Reading Online Novel

Nightbred(61)



A parade of mortals and immortals began flashing through Jamys’s thoughts: a slave-collared thrall, the leader of a slave rebellion, a haughty courtier, a devout Templar, a brooding monk, a defiant sailor. Each of the males had the same brutally handsome and eerily familiar face, one that grew gaunt or sleek by turns but never aged. Each carried the hammer of a smith, and in their cold gray eyes an eternal fire burned.

Jamys saw the sailor become an avenging angel, and the angel a secretive explorer, and the explorer a reclusive farmer. As the man changed, so did his garments, becoming more fitted and modern as he changed lives again to work as a train conductor, a wealthy businessman, a laughing showman, a dreadlocked common laborer, a bald-headed janitor.

Jamys finally recognized the man as he shifted into the casual garb of the sailboat owner, and reached deeper.

The immortal had lived hundreds of different lives, changing himself to suit the demands of each new era, but he had never been happy. He carried a terrible burden, one he shared with his human kin, who had slowly dwindled away over the centuries. Something else had happened to the immortal, was yet happening, something wondrous and terrible that had sent him back out into the world. He had to bring together the last of his mortal bloodline with the sons he had sired so long ago, the three medieval knights made immortal like him—

Jamys staggered as he was forced out of the professor’s mind by a surge of power unlike any Kyn ability he had ever encountered.

Gifford’s eyes grew unfocused. “You are clever, boy,” he said, his voice dropping to a resonant baritone. “But I have wiped clean from the mortal’s mind everything he knew of Hollander and the Horde.
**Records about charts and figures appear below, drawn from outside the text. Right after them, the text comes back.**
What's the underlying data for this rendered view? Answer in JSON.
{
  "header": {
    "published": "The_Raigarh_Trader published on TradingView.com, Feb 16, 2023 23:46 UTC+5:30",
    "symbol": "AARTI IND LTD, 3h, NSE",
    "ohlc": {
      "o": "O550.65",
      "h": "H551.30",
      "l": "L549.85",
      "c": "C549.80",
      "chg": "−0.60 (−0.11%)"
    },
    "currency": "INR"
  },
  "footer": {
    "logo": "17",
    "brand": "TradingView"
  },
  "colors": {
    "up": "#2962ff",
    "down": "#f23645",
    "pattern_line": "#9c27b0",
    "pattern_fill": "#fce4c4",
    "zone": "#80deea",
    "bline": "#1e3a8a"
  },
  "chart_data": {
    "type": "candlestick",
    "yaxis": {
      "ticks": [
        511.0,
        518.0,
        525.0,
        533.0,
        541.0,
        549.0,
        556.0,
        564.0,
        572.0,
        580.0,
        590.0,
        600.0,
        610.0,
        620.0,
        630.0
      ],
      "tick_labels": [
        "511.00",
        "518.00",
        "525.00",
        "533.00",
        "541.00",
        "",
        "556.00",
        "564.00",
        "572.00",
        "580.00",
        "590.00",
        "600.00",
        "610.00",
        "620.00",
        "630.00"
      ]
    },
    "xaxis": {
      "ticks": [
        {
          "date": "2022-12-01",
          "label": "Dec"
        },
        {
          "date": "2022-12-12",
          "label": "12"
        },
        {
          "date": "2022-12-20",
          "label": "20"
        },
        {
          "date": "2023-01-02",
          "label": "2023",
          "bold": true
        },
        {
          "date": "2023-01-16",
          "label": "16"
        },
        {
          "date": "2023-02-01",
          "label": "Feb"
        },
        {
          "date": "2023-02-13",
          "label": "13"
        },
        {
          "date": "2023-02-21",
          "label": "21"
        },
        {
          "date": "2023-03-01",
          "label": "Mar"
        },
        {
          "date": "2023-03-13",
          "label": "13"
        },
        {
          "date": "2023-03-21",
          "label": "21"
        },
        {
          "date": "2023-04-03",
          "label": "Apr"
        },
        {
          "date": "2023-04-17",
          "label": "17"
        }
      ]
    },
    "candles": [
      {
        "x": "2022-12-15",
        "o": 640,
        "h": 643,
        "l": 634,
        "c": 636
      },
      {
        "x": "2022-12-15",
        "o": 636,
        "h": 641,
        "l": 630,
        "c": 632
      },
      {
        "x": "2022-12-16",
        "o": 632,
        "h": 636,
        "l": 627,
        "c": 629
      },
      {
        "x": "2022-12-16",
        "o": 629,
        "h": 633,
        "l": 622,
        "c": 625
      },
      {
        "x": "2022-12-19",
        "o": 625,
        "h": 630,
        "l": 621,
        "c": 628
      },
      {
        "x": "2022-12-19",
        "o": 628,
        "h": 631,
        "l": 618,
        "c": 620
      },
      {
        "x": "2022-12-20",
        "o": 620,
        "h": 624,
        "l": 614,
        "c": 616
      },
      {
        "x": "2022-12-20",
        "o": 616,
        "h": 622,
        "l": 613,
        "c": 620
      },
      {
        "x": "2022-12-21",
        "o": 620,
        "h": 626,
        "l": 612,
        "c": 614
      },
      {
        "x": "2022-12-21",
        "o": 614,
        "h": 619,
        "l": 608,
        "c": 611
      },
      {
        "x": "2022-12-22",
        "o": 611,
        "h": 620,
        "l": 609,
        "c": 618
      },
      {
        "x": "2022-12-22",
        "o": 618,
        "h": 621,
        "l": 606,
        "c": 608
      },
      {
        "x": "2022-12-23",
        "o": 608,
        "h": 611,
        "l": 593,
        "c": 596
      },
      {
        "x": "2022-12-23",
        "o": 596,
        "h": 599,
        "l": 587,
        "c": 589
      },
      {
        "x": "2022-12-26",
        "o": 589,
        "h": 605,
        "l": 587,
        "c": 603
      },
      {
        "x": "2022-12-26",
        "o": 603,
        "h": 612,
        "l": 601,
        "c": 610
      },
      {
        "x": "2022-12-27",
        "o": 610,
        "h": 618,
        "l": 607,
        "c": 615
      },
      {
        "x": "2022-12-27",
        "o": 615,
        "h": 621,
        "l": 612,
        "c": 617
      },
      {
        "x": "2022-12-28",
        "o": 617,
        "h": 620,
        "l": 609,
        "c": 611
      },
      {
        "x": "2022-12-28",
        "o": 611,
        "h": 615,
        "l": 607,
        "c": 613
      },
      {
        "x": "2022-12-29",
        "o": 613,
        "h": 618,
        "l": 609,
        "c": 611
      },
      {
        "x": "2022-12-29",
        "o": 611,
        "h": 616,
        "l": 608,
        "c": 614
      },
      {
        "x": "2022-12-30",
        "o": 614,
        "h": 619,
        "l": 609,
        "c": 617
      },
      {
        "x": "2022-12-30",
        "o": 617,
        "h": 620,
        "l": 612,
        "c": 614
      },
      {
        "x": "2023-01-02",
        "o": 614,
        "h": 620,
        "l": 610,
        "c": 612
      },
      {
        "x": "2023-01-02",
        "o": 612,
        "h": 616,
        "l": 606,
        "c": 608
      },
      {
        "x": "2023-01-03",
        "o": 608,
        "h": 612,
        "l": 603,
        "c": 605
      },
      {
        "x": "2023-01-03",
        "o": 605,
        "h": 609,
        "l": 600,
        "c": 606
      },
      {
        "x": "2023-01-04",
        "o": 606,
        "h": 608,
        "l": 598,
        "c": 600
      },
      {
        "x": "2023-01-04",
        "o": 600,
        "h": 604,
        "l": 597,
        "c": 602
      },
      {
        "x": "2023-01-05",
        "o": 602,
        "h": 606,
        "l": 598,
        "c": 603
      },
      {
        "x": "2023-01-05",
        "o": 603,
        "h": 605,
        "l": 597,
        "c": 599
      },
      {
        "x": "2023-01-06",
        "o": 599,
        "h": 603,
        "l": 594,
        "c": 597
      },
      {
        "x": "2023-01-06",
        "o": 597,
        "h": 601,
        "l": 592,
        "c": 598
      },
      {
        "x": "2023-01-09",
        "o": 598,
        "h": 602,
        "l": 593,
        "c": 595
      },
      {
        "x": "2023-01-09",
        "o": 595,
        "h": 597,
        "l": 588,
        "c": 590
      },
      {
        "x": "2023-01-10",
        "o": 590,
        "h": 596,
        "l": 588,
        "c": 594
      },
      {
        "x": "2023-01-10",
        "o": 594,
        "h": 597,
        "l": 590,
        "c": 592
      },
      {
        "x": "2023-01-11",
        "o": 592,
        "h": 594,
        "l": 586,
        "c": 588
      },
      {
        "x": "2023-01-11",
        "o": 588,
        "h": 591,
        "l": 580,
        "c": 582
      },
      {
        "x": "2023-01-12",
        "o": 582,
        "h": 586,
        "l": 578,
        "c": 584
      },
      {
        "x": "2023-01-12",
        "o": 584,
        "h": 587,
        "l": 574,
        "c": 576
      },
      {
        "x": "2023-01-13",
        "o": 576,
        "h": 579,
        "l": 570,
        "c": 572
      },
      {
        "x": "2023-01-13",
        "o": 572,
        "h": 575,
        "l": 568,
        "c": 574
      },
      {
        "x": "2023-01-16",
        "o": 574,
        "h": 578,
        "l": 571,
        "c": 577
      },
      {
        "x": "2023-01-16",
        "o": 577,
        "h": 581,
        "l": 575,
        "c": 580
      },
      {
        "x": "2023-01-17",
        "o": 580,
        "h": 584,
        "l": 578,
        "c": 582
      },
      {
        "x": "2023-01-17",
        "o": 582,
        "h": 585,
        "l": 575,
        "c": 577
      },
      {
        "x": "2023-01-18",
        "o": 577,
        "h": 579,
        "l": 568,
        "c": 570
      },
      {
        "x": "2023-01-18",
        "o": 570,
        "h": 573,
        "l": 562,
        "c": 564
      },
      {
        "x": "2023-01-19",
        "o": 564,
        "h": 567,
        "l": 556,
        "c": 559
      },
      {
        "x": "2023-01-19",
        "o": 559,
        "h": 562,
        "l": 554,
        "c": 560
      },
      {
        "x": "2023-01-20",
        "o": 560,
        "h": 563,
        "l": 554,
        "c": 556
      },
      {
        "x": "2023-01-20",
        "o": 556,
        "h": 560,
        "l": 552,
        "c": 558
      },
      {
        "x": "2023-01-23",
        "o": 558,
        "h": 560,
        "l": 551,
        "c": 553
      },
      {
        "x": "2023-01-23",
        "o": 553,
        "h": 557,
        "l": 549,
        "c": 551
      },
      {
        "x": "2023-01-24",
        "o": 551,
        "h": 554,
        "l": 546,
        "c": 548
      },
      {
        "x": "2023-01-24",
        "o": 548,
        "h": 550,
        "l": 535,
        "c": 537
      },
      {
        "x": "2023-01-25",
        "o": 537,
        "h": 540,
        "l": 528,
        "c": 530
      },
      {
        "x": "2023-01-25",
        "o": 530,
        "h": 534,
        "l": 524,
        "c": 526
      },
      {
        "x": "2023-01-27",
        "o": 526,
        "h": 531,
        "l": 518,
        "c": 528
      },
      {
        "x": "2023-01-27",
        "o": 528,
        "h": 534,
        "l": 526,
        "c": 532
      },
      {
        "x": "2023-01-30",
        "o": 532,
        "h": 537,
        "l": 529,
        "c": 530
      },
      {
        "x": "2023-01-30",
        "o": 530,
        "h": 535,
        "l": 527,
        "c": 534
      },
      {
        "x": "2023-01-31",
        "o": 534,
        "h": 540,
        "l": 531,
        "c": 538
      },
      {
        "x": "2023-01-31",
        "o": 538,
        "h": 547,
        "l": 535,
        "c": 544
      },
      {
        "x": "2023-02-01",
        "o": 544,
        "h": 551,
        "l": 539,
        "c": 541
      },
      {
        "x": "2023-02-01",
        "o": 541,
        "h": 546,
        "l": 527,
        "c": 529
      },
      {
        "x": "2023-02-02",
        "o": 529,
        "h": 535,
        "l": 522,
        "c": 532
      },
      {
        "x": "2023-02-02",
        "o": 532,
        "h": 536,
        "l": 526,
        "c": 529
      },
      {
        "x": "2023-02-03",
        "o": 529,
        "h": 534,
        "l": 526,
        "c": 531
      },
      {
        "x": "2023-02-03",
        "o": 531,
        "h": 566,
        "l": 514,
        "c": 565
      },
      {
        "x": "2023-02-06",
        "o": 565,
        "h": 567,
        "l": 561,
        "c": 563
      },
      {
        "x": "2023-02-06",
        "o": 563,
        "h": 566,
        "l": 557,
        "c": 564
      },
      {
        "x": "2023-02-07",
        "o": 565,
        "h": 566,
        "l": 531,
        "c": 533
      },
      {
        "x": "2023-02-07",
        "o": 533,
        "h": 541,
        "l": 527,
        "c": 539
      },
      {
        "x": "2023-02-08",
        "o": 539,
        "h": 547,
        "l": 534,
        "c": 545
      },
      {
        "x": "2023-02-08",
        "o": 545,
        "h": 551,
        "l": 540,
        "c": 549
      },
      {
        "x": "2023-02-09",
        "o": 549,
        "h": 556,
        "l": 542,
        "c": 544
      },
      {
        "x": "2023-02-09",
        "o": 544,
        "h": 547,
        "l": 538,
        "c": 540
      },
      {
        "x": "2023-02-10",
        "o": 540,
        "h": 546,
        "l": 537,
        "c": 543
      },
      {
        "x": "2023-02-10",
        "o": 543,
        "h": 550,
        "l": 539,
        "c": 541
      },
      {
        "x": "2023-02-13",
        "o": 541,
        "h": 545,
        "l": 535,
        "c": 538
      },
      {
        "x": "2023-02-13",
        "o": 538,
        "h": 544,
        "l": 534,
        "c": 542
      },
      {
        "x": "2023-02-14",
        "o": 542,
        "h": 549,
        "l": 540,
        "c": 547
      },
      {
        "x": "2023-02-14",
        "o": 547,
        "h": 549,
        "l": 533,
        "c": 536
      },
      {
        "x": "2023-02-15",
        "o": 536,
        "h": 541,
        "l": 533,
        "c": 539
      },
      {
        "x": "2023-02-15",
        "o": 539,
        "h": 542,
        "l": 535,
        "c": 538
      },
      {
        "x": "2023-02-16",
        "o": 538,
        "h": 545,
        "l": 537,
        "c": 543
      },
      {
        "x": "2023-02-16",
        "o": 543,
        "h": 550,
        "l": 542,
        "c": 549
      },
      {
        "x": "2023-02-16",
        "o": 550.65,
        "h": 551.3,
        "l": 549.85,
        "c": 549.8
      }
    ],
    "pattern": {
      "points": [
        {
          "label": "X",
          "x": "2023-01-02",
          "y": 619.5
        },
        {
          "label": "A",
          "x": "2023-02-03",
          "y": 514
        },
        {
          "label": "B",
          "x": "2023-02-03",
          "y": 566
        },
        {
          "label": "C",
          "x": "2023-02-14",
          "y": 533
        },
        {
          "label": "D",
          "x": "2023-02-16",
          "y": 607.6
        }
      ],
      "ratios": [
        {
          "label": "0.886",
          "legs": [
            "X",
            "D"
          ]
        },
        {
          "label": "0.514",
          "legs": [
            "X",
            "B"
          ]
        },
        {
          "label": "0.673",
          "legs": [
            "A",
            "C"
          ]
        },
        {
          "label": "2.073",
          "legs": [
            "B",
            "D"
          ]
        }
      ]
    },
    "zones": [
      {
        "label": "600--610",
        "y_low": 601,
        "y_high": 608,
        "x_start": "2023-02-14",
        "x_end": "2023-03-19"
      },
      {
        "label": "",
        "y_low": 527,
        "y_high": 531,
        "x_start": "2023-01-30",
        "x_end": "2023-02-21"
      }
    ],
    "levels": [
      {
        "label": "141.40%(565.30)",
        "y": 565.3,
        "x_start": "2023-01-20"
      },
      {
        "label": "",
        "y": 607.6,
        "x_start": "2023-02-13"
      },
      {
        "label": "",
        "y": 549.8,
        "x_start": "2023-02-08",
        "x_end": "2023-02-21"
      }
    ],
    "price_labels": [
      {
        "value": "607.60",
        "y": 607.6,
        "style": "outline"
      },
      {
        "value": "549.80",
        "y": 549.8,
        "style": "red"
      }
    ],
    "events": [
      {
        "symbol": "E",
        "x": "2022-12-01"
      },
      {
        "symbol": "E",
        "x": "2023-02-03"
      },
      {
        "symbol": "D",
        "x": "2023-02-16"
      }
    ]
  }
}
You will learn nothing from him.”

Christian stepped back. “I know you.” Her voice shook as she added, “You were in the tomb with me.”

Gifford’s eyes glowed as he turned his head toward her, but the voice Jamys heard speak next came from inside his own mind. “Live, and you kill a hundred, a thousand, a million.” He looked at Jamys, and the voice inside his head grew icy. “Kill her, and you shall save them.”

Jamys stepped closer, and gazed into the historian’s eyes. “Touch her,” he said clearly, “and you will never again live another life on this earth.”

Gifford began to laugh and shake as his eyes rolled back into his head. A moment later he sank to the floor.

Christian grabbed him in time to keep him from hitting his head. “Okay, I think the professor’s had enough.”

Jamys crouched down beside her and checked the mortal. Gifford appeared unconscious, but his breathing was regular and his heart beat steadily. “He is asleep.”

Christian picked up the journal Gifford had dropped along with a page that had fallen out of it, handing the journal to Jamys before she unfolded the page. “This is a map. Looks pretty old, too. No X marking the spot, but there’s a ship’s course marked on it from what looks like Jamaica to Florida.” She showed it to him.

He eyed the date and some words scribbled at the bottom of the map. “This had to be the final course of the Golden Horde. The pirate must have drawn it for the priest before he died.”

“If we follow the ship’s course, maybe we won’t need an X. Let me see that journal again.” When Jamys handed it to her, she turned to the front leaf before she went still.

Jamys inspected the rectangle of red-bordered black paper in the front of the journal. In the center were two inverted, overlapping scarlet triangles with the letters LHS stamped in gold across them. “What is that?”

“It’s a bookplate. Collectors use them to tag their personal libraries.” She closed the journal and stood, her shoulders rigid. “I know the guy who sold this to Gifford.”

“How could you know this man?”

“Easy.” She gave him a bleak look. “I used to work for him.”

* * *

Once the nightclub had been cleared and closed, armed guards emerged from the tunnels to take their assigned positions throughout the stronghold. In the largest of the conference rooms Burke met with the mortal household staff to brief them, while Aldan assembled the garrison in the lists to do the same.

Lucan remained in his office to review the last week of video recordings from the security cameras, in hopes of finding some clue as to the identity of the Kyn who had tampered with his mind and taken control of his body. He saw no one and nothing unusual, save for the most recently arrived group of refugees, who were now being kept under guard at a nearby resort hotel.

He looked up as his captain and his tresora entered. “What have you learned from your people?”